HONG KONG’S “CNH” MARKET TO STAY DOMINANT
Analysts said that while Singapore will likely grab a large slice of the fast-growing offshore yuan business, the PBOC will ensure that Hong Kong, a special territory of China, remains the paramount centre, a view that Goh also expressed.
 
“We have no ambition to try and rival Hong Kong. Singapore cannot rival it because Hong Kong is part of China. It is close to China; it has got much more trade with China,” the Straits Times newspaper quoted Goh as saying on Tuesday.
 
Goh, Singapore’s former prime minister, said that the city could play a primary role in facilitating yuan-denominated trade between China and the countries of Southeast Asia and India.
 
The Straits Times said the designated Chinese bank for clearing yuan trades in Singapore was likely to be either Bank of China (3988.HK) (601988.SS) or Industrial and Commercial Bank of China (ICBC) (1398.HK).
 
The Business Times newspaper noted ICBC recently set up a yuan-processing centre in Singapore for Southeast Asia. ICBC is lobbying hard to become the yuan clearing bank for Singapore, a source told Reuters.
 
Singapore is Asia’s trading hub for many of the commodities that China imports.
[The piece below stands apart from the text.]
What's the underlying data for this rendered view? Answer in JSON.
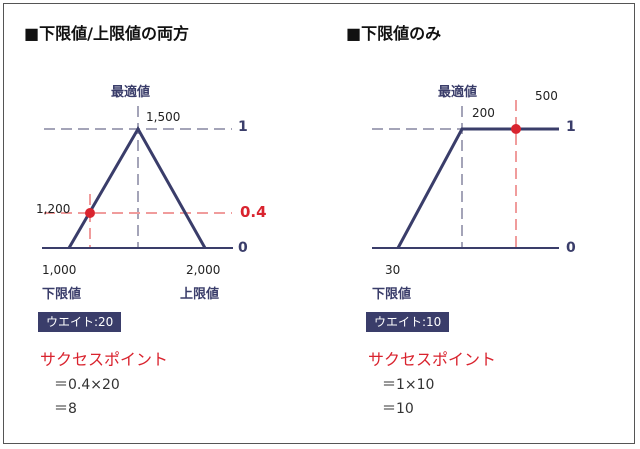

More than 3,000 mainland firms operate in the city and the offshore arm of China’s CITIC Bank (0998.HK) (601998.SS) said recently it saw great potential for developing a yuan business in Singapore.
 
The city-state is also the world’s fourth largest forex trading centre, behind New York, London and Tokyo but ahead of Hong Kong and Sydney.
 
While there is no official data on the amount of yuan deposits held in Singapore, the city-state’s three big lenders DBS (DBSM.SI), Oversea-Chinese Banking Corp (OCBC.SI) and United Overseas Bank (UOBH.SI), all offer yuan deposits.
 
Singapore is also Asia’s biggest hub for private banking and investors have access to several funds that invest yuan-denominated bonds as well as shares listed on the Shanghai and Shenzhen exchanges.
 
Separately, a HSBC (HSBA.L) spokeswoman in Singapore told Reuters the bank has to-date raised over 1.5 billion yuan in yuan deposits in the Southeast Asia city-state.
 
Hong Kong currently dominates the offshore yuan market, thanks to large pool of 408 billion yuan of deposits in the territory as of February and the slew of yuan-denominated bonds issued in Hong Kong by Beijing and various Chinese firms.